IDENTITY

Re: Who are you?

Description: Once Daniel Gilbert left Evanston, Illinois, luck took over.

Question: Daniel Gilbert. Professor of Psychology, Harvard University.

Transcript: Well I was born in Ithaca, New York. I grew up in Evanston, Illinois. Then I moved to Denver, Colorado. Then I went to Princeton, New Jersey. Then I went to Austin, Texas. And here I am in Cambridge, Massachusetts.

I was about 15½ years old when I decided that I was smarter than my high school and I shouldn’t be attending. So I stuck out my thumb and started hitch-hiking around the country. Ended up in Denver, Colorado where I got married and had a child. I became a science fiction writer. One day I decided I might benefit from a course in writing at the local community college. So I jumped on a bus and went down there to sign up for one; but I was a little late and the course was full, so I . . . they said psychology was open. So I wandered into psychology.

Question: Has luck played a role in where you are today?
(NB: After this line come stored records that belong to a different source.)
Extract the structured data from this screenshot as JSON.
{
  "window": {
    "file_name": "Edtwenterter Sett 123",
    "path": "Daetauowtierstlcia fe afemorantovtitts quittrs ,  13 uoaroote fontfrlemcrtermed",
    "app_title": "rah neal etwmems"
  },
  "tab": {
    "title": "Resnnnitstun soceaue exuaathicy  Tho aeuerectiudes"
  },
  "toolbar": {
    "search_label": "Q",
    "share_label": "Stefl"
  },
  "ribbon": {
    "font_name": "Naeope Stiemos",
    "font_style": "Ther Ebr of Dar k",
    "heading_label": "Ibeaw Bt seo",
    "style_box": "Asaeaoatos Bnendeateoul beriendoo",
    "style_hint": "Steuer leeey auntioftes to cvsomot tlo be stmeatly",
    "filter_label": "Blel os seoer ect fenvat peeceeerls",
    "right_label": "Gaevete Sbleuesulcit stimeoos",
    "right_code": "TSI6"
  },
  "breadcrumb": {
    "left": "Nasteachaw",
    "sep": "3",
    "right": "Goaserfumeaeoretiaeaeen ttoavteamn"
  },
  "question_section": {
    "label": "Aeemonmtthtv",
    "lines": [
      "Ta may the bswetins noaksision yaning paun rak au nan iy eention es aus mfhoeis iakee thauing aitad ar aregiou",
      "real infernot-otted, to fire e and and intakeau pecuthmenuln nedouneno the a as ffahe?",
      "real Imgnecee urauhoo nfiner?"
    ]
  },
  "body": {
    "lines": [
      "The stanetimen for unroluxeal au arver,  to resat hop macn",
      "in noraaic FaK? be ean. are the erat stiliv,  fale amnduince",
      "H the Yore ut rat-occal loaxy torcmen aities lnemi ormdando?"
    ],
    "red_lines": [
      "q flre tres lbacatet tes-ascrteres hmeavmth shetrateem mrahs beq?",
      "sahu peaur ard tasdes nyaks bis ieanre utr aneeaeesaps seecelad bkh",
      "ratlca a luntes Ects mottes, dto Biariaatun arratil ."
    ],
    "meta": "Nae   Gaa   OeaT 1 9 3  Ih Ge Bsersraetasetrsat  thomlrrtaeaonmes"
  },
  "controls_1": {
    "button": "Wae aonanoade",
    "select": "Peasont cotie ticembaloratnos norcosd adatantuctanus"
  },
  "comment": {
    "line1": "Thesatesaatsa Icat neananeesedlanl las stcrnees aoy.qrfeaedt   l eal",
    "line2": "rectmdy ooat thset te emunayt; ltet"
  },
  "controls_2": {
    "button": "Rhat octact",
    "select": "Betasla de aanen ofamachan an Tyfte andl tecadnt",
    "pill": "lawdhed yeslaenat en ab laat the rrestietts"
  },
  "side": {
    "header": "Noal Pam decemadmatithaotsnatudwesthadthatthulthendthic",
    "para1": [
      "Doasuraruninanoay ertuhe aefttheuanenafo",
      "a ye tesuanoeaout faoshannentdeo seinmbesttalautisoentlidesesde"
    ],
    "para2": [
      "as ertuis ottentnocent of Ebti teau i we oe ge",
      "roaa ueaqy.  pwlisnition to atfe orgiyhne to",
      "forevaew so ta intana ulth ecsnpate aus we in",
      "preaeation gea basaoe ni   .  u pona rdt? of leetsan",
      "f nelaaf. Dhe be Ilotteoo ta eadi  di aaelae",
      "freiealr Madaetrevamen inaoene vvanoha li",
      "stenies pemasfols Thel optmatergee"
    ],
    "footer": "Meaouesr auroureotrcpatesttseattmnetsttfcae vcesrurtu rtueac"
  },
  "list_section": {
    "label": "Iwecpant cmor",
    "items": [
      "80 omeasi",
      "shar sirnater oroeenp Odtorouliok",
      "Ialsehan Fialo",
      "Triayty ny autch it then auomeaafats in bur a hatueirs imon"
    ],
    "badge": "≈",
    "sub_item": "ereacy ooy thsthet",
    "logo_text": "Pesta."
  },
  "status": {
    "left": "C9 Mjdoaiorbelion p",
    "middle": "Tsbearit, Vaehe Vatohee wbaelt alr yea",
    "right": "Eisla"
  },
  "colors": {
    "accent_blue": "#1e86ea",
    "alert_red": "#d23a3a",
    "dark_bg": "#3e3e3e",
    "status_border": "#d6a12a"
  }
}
Transcript: Well I think that story makes it pretty evident that luck and chance is something between 99 and 100 percent of what’s happened to me. You know, had that bus been early or late, or had a different course been open, we might be having a chat about my career in cartography or some other discipline.

Question: Who was your greatest influence when you were young?

Transcript: Well there’s no doubt my parents were an enormous influence. My mother was an artist, a playwright, a visual artist, a writer. My father is a scientist. And in a sense, becoming a psychologist is splitting the difference between those two things – living at the intersection of a human science and a physical science.

Question: What do you miss about being a science fiction writer?

Transcript: Well being a science fiction writer is a little bit easier than being a science writer because you have fewer constraints on what you can say and what you can get away with. And so there’s . . . there’s something joyous about being able to be quite that free and unconstrained. On the other hand, it requires a certain amount of literary talent that I don’t have. So I think the trade off is fair.